January 30 – April 18, 2010

Ragnar Kjartansson, production shot "The End" (2009). Photo: Laura Vanags. Courtesy of the artist, Luhring Augustine, New York and i8 Gallery, Reykjavik.

A self-described radical post-romantic, the Icelandic artist Ragnar Kjartansson traveled westbound towards the Rocky Mountains in search of the epic. Working primarily as a performance artist, Kjartansson is known for his spectacular and humorous stagings of extreme character types, from the knight and rock outcast to the lonely crooner. In Banff the artist sought to create a cacophonic folk-country music video in the guise of a Davy Crockett-clad outlaw. Drawing on the nostalgic representations of nature found in sources as varied as paintings by Caspar David Friedrich and the cover of the Supertramp album Even In The Quietest Moments, his work is a dramatized engagement with Canada’s frontier. 

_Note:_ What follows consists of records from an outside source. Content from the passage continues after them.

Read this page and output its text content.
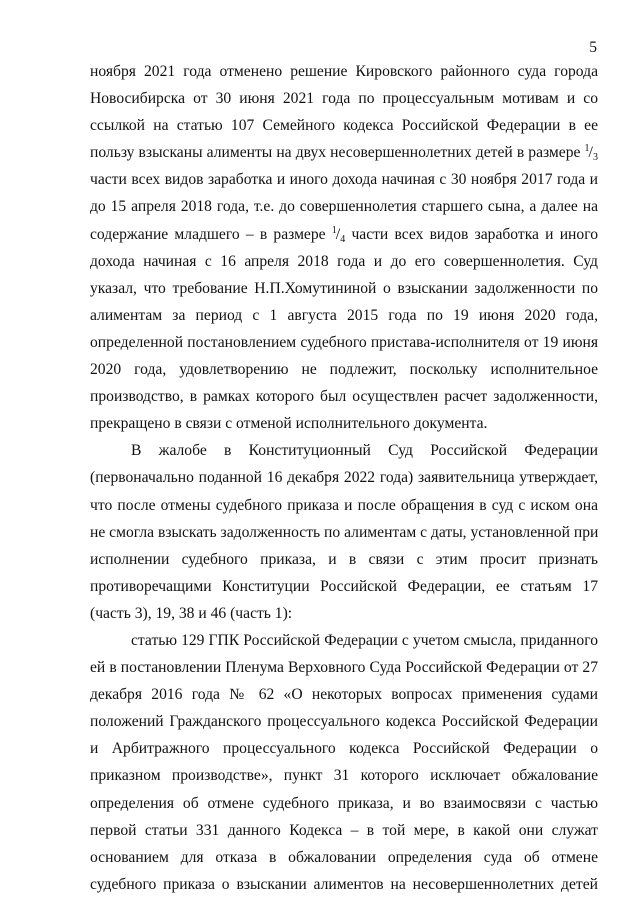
5
ноября 2021 года отменено решение Кировского районного суда города
Новосибирска от 30 июня 2021 года по процессуальным мотивам и со
ссылкой на статью 107 Семейного кодекса Российской Федерации в ее
пользу взысканы алименты на двух несовершеннолетних детей в размере $^1/_3$
части всех видов заработка и иного дохода начиная с 30 ноября 2017 года и
до 15 апреля 2018 года, т.е. до совершеннолетия старшего сына, а далее на
содержание младшего – в размере $^1/_4$ части всех видов заработка и иного
дохода начиная с 16 апреля 2018 года и до его совершеннолетия. Суд
указал, что требование Н.П.Хомутининой о взыскании задолженности по
алиментам за период с 1 августа 2015 года по 19 июня 2020 года,
определенной постановлением судебного пристава-исполнителя от 19 июня
2020 года, удовлетворению не подлежит, поскольку исполнительное
производство, в рамках которого был осуществлен расчет задолженности,
прекращено в связи с отменой исполнительного документа.
В жалобе в Конституционный Суд Российской Федерации
(первоначально поданной 16 декабря 2022 года) заявительница утверждает,
что после отмены судебного приказа и после обращения в суд с иском она
не смогла взыскать задолженность по алиментам с даты, установленной при
исполнении судебного приказа, и в связи с этим просит признать
противоречащими Конституции Российской Федерации, ее статьям 17
(часть 3), 19, 38 и 46 (часть 1):
статью 129 ГПК Российской Федерации с учетом смысла, приданного
ей в постановлении Пленума Верховного Суда Российской Федерации от 27
декабря 2016 года № 62 «О некоторых вопросах применения судами
положений Гражданского процессуального кодекса Российской Федерации
и Арбитражного процессуального кодекса Российской Федерации о
приказном производстве», пункт 31 которого исключает обжалование
определения об отмене судебного приказа, и во взаимосвязи с частью
первой статьи 331 данного Кодекса – в той мере, в какой они служат
основанием для отказа в обжаловании определения суда об отмене
судебного приказа о взыскании алиментов на несовершеннолетних детей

The End — Rocky Mountains is a five-channel video installation synched together as a single disfigured country music arrangement in the chord of G. Produced with the support of The Banff Centre for the Icelandic Pavilion at the 53rd Venice Biennale, the piece was developed by Kjartansson in collaboration with Icelandic musician Davíð Þór Jónsson at The Centre in February 2009. 

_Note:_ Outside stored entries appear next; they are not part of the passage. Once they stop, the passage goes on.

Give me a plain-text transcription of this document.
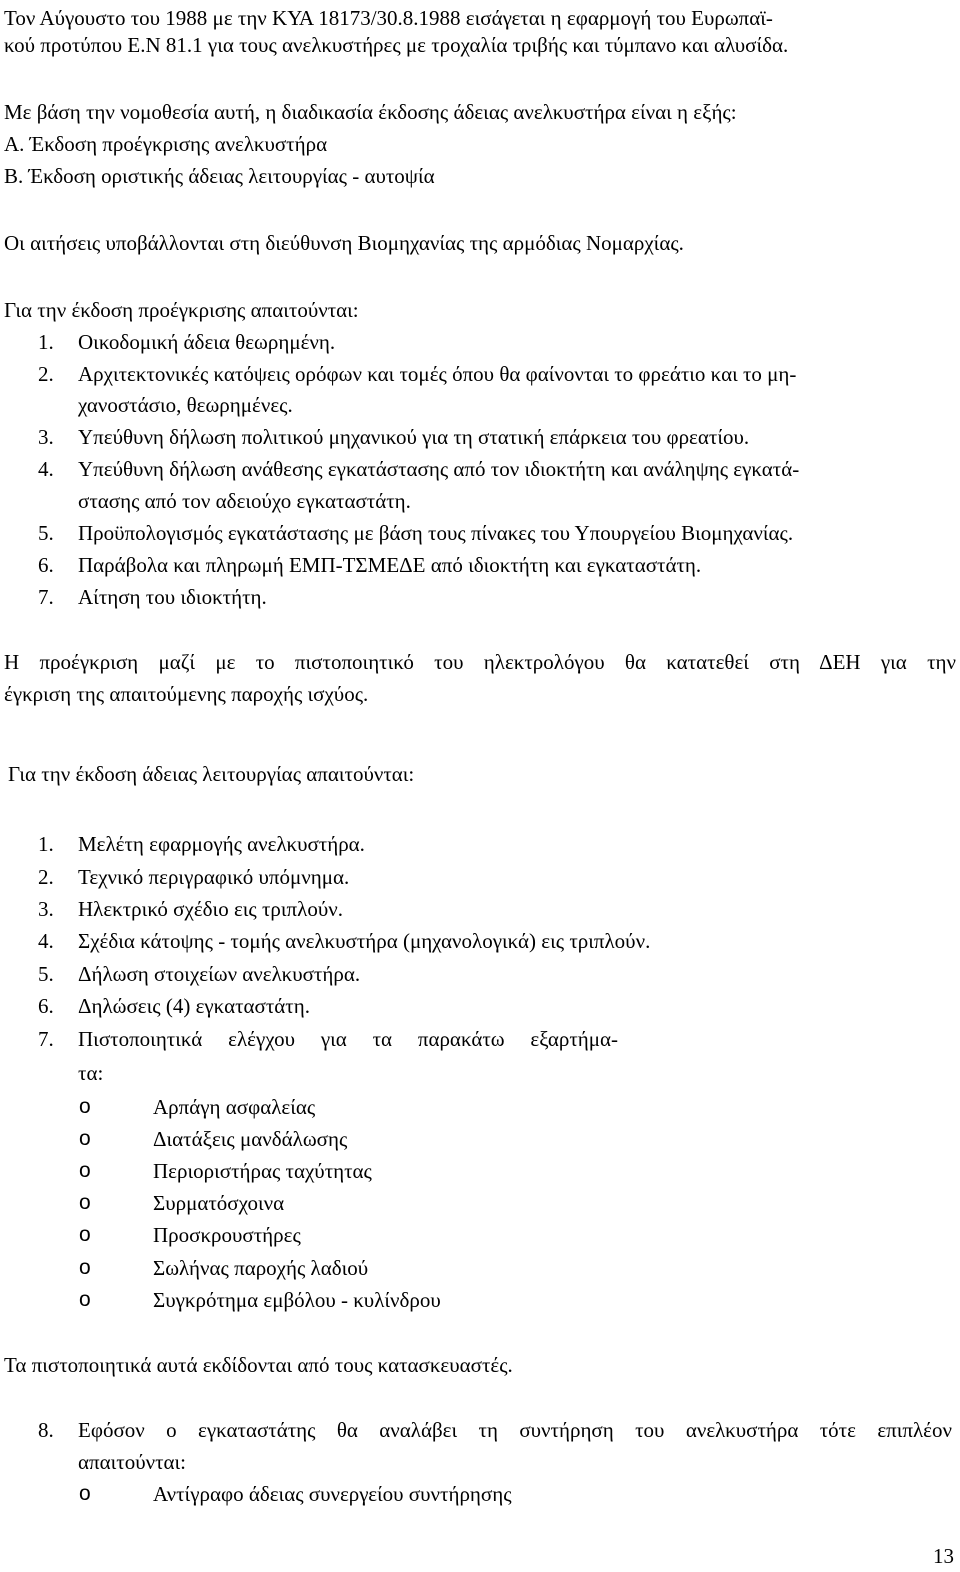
Τον Αύγουστο του 1988 με την ΚΥΑ 18173/30.8.1988 εισάγεται η εφαρμογή του Ευρωπαϊ-
κού προτύπου Ε.Ν 81.1 για τους ανελκυστήρες με τροχαλία τριβής και τύμπανο και αλυσίδα.
Με βάση την νομοθεσία αυτή, η διαδικασία έκδοσης άδειας ανελκυστήρα είναι η εξής:
Α. Έκδοση προέγκρισης ανελκυστήρα
Β. Έκδοση οριστικής άδειας λειτουργίας - αυτοψία
Οι αιτήσεις υποβάλλονται στη διεύθυνση Βιομηχανίας της αρμόδιας Νομαρχίας.
Για την έκδοση προέγκρισης απαιτούνται:
1. Οικοδομική άδεια θεωρημένη.
2. Αρχιτεκτονικές κατόψεις ορόφων και τομές όπου θα φαίνονται το φρεάτιο και το μη-
χανοστάσιο, θεωρημένες.
3. Υπεύθυνη δήλωση πολιτικού μηχανικού για τη στατική επάρκεια του φρεατίου.
4. Υπεύθυνη δήλωση ανάθεσης εγκατάστασης από τον ιδιοκτήτη και ανάληψης εγκατά-
στασης από τον αδειούχο εγκαταστάτη.
5. Προϋπολογισμός εγκατάστασης με βάση τους πίνακες του Υπουργείου Βιομηχανίας.
6. Παράβολα και πληρωμή ΕΜΠ-ΤΣΜΕΔΕ από ιδιοκτήτη και εγκαταστάτη.
7. Αίτηση του ιδιοκτήτη.
Η προέγκριση μαζί με το πιστοποιητικό του ηλεκτρολόγου θα κατατεθεί στη ΔΕΗ για την
έγκριση της απαιτούμενης παροχής ισχύος.
Για την έκδοση άδειας λειτουργίας απαιτούνται:
1. Μελέτη εφαρμογής ανελκυστήρα.
2. Τεχνικό περιγραφικό υπόμνημα.
3. Ηλεκτρικό σχέδιο εις τριπλούν.
4. Σχέδια κάτοψης - τομής ανελκυστήρα (μηχανολογικά) εις τριπλούν.
5. Δήλωση στοιχείων ανελκυστήρα.
6. Δηλώσεις (4) εγκαταστάτη.
7. Πιστοποιητικά ελέγχου για τα παρακάτω εξαρτήμα-
τα:
o	Αρπάγη ασφαλείας
o	Διατάξεις μανδάλωσης
o	Περιοριστήρας ταχύτητας
o	Συρματόσχοινα
o	Προσκρουστήρες
o	Σωλήνας παροχής λαδιού
o	Συγκρότημα εμβόλου - κυλίνδρου
Τα πιστοποιητικά αυτά εκδίδονται από τους κατασκευαστές.
8. Εφόσον ο εγκαταστάτης θα αναλάβει τη συντήρηση του ανελκυστήρα τότε επιπλέον
απαιτούνται:
o	Αντίγραφο άδειας συνεργείου συντήρησης
13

While composing the soundtrack for The End Kjartansson and Þór Jónsson regularly journeyed through the nearby woods to their studio, and drank bourbon while immersing themselves in war poetry and the music of The Byrds, Townes Van Zant, and The Band among others.

Kjartansson and Þór Jónsson then filmed and recorded the song’s instrumental parts in five idyllic and sublime sites around Banff in temperatures as low as -20 degrees Celsius. The resulting projections were arranged to echo one another, Kjartansson and Þór Jónsson performing multiple parts of the same song in the guise of somewhat ambiguous country musicians.

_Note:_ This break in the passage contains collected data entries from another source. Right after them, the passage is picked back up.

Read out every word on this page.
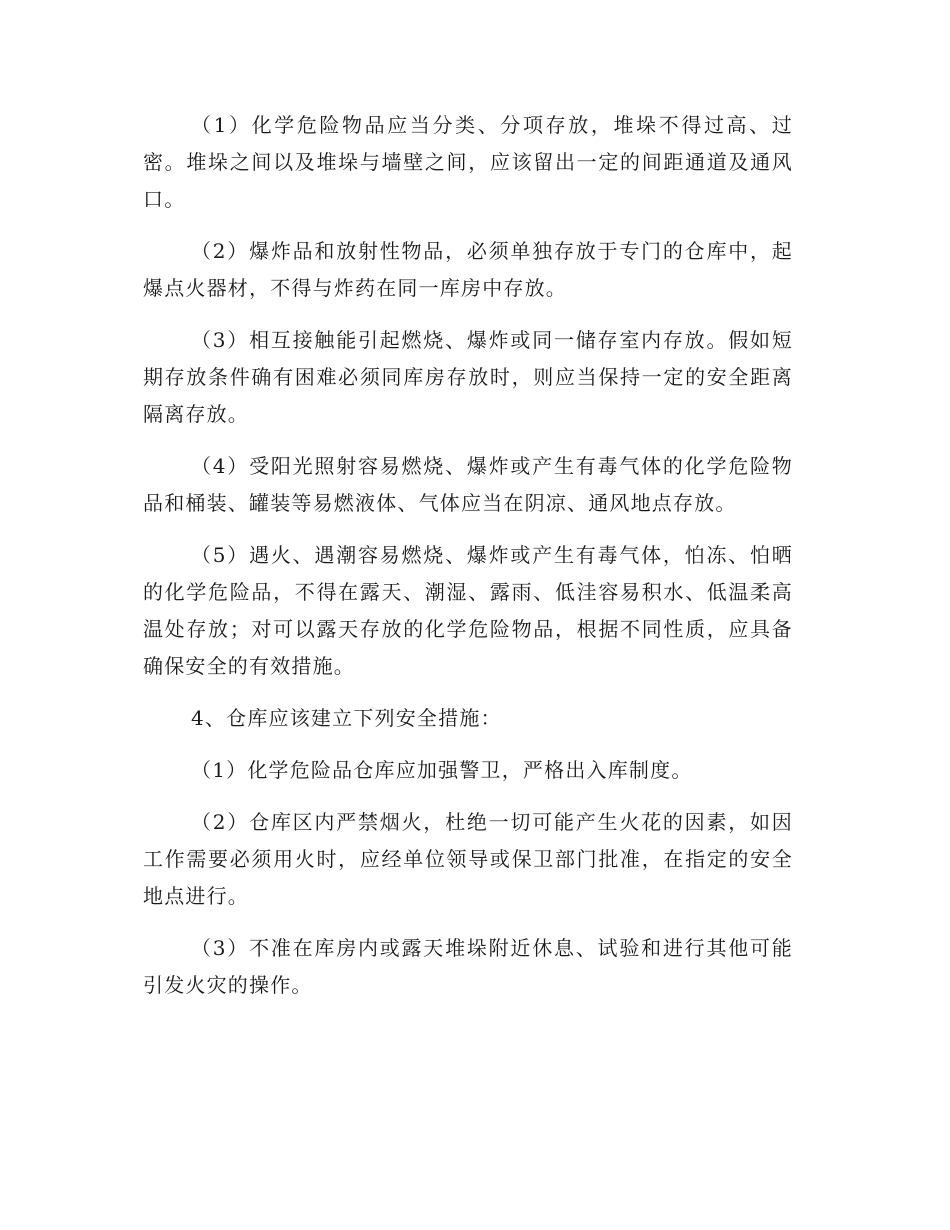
（1）化学危险物品应当分类、分项存放，堆垛不得过高、过密。堆垛之间以及堆垛与墙壁之间，应该留出一定的间距通道及通风口。

（2）爆炸品和放射性物品，必须单独存放于专门的仓库中，起爆点火器材，不得与炸药在同一库房中存放。

（3）相互接触能引起燃烧、爆炸或同一储存室内存放。假如短期存放条件确有困难必须同库房存放时，则应当保持一定的安全距离隔离存放。

（4）受阳光照射容易燃烧、爆炸或产生有毒气体的化学危险物品和桶装、罐装等易燃液体、气体应当在阴凉、通风地点存放。

（5）遇火、遇潮容易燃烧、爆炸或产生有毒气体，怕冻、怕晒的化学危险品，不得在露天、潮湿、露雨、低洼容易积水、低温柔高温处存放；对可以露天存放的化学危险物品，根据不同性质，应具备确保安全的有效措施。

4、仓库应该建立下列安全措施：

（1）化学危险品仓库应加强警卫，严格出入库制度。

（2）仓库区内严禁烟火，杜绝一切可能产生火花的因素，如因工作需要必须用火时，应经单位领导或保卫部门批准，在指定的安全地点进行。

（3）不准在库房内或露天堆垛附近休息、试验和进行其他可能引发火灾的操作。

Using the Rocky Mountains as a stage set to perform the historically romanticized role of the artist in the landscape, Kjartansson questions the cultural narratives that mediate our experiences of nature. All the while the work’s melancholic beauty and intoxicating soundtrack prove overwhelmingly romantic, eliciting a curiosity in the contemporary abyss.

Ragnar Kjartansson

The artistic practice of Icelandic based artist Ragnar Kjartansson is characterized by experiments in visual art, music, and theatre. Working primarily as a performance artist, his pieces play on contradictory feelings of sorrow and happiness, horror and beauty, drama and humour. Kjartansson graduated from the Icelandic Academy of Arts in 2001 and since then has presented his performances and related videos, installations, and paintings in numerous exhibitions worldwide. Kjartansson garnered international attention through his contribution to the 2005 Reykjavík Arts Festival, where he staged an abandoned meeting house in the countryside of Southern Iceland. For Manifesta 7 he presented Schumann Machine (2008) a restaging of Robert Schumann’s Dichterliebe as a psychedelic and absurd loop. Ragnar Kjartansson has been selected to represent Iceland in the 2009 Venice Biennale. His residency is supported in part by the The Benediktson Fellowship for Icelandic Artists.

Davíð Þór Jónsson

Davíð Þór Jónsson is one of Iceland’s leading Jazz musicians. He has collaborated with a whole spectrum of artists, from obscure troubadours in the countryside to stadium bands. David has played on almost 100 records covering all fields of music, both in Iceland and abroad. He released his first album RASK in 2002 and the record Vottur in 2004 with his trio Flis. He has collaborated with Ragnar Kjartansson on various works. Most notably David wrote the music for God, performed in the Schumann Machine and is currently working as a composer for Ragnar’s Venice Biennale project. Jónsson also composes a great deal of music for theatre, film and art installations of all kinds. His main goals in music are to never stop childlike enthusiasm and to free the world from the boring jazz.